Amplie seus horizontes
Depois de a orar os próprios sentidos, deixar-se tocar é o passo seguinte. O caminho mais óbvio, seguro, é a massagem. Feita por um profissional ou alguém muito próximo, com disponibilidade e afeto para ajudá-lo nessa estratégia de recuperação. Um roteiro de massagem simples, que envolva o corpo todo em deslizamentos suaves, é receita certa de plenitude. Ao estimular os receptores dos pés à cabeça, nos sentimos inteiros, e essa sensação de contorno se traduz em autoconfiança.
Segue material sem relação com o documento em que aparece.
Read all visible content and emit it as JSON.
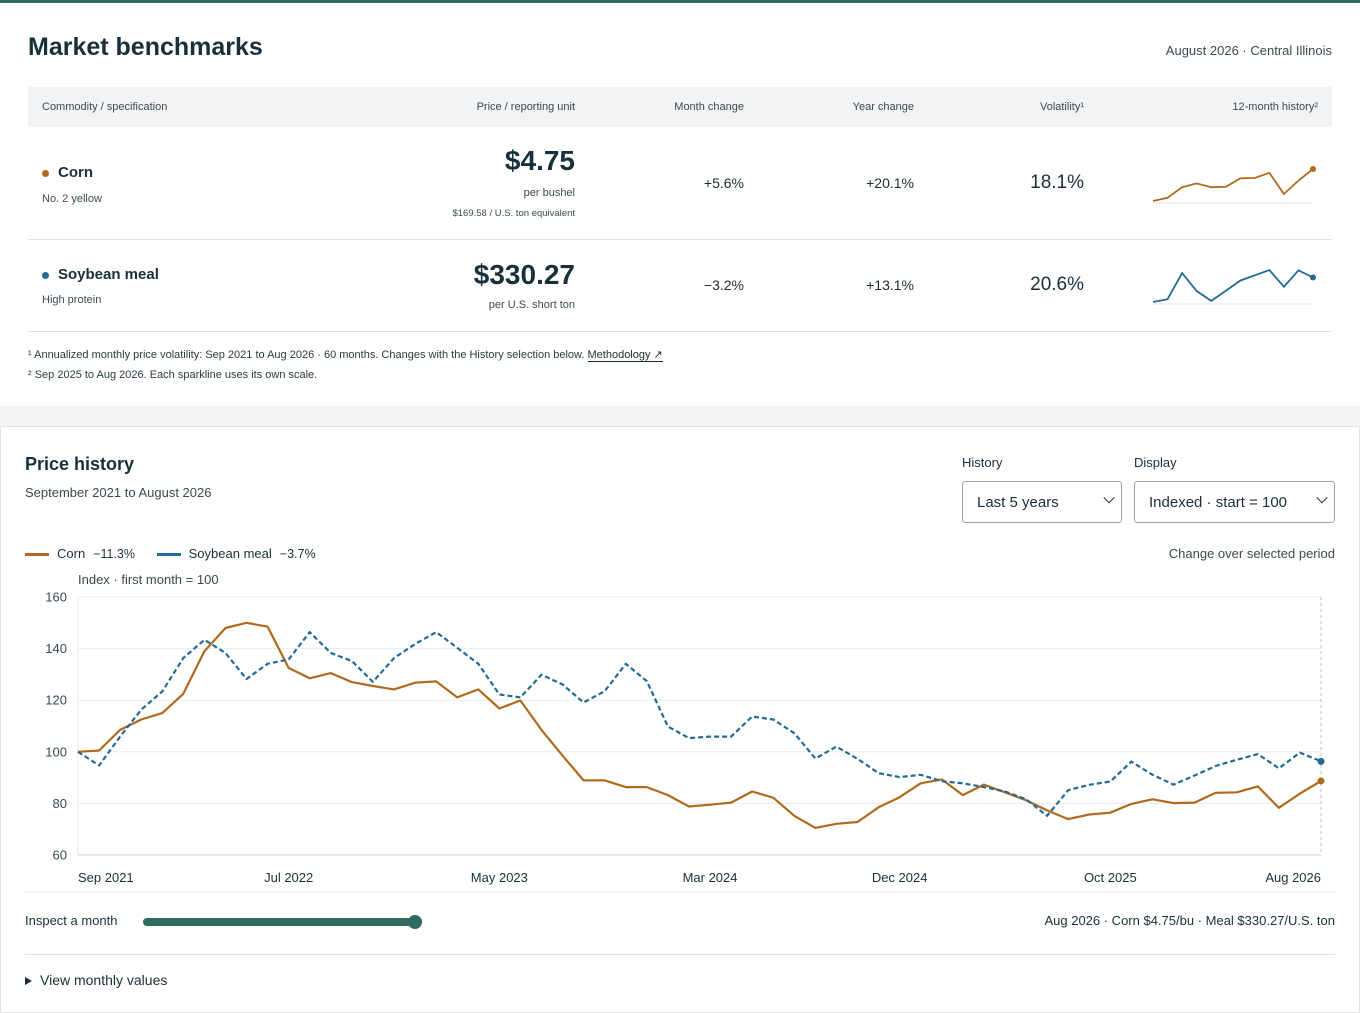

Sutilmente, esse singelo prazer pode ser compartilhado com o outro. James Coan, professor de psicologia da Universidade da Virgínia, nos Estados Unidos, confirmou que o mero segurar nas mãos tem um efeito intenso. Ele convidou 16 mulheres casadas para seu experimento, que tinha o objetivo de observar as regiões do cérebro que se acendiam em duas situações. Primeiro, dizia a elas que iriam receber um pequeno choque. Imediatamente acendiam-se áreas cerebrais ligadas ao estresse. Depois fazia a mesma coisa, só que as mulheres estavam segurando a mão do marido. Resultado: regiões cerebrais que antes pareciam uma árvore de Natal ficaram praticamente apagadas.
Quando for visitar sua tia, sente-se ao lado dela, pertinho, em vez de ficar na outra poltrona. Abrace forte as crianças do seu círculo de relacionamento. “Crianças e idosos são mais abertos ao toque. Os primeiros porque ainda não foram inibidos, seguem seus instintos. Os segundos porque têm maior consciência da privação
do toque”, diz Tiffany Field, diretora do Instituto de Pesquisa do Tato, da Universidade de Miami, nos Estados Unidos. Ao encontrar um amigo, perceba se ele quer um aperto de mão formal – gesto que mais serve para manter a pessoa afastada do que para criar intimidade – ou um forte abraço. Se for o segundo caso, não o prive nem se prive. Esse gesto de acolhimento, atenção e cuidado minimiza a rudeza do cotidiano. Assim como sentir o prazer de uma cachemira roçando o pescoço, de espalhar hidratante no próprio corpo ou aninhar-se no ombro de quem lhe quer bem.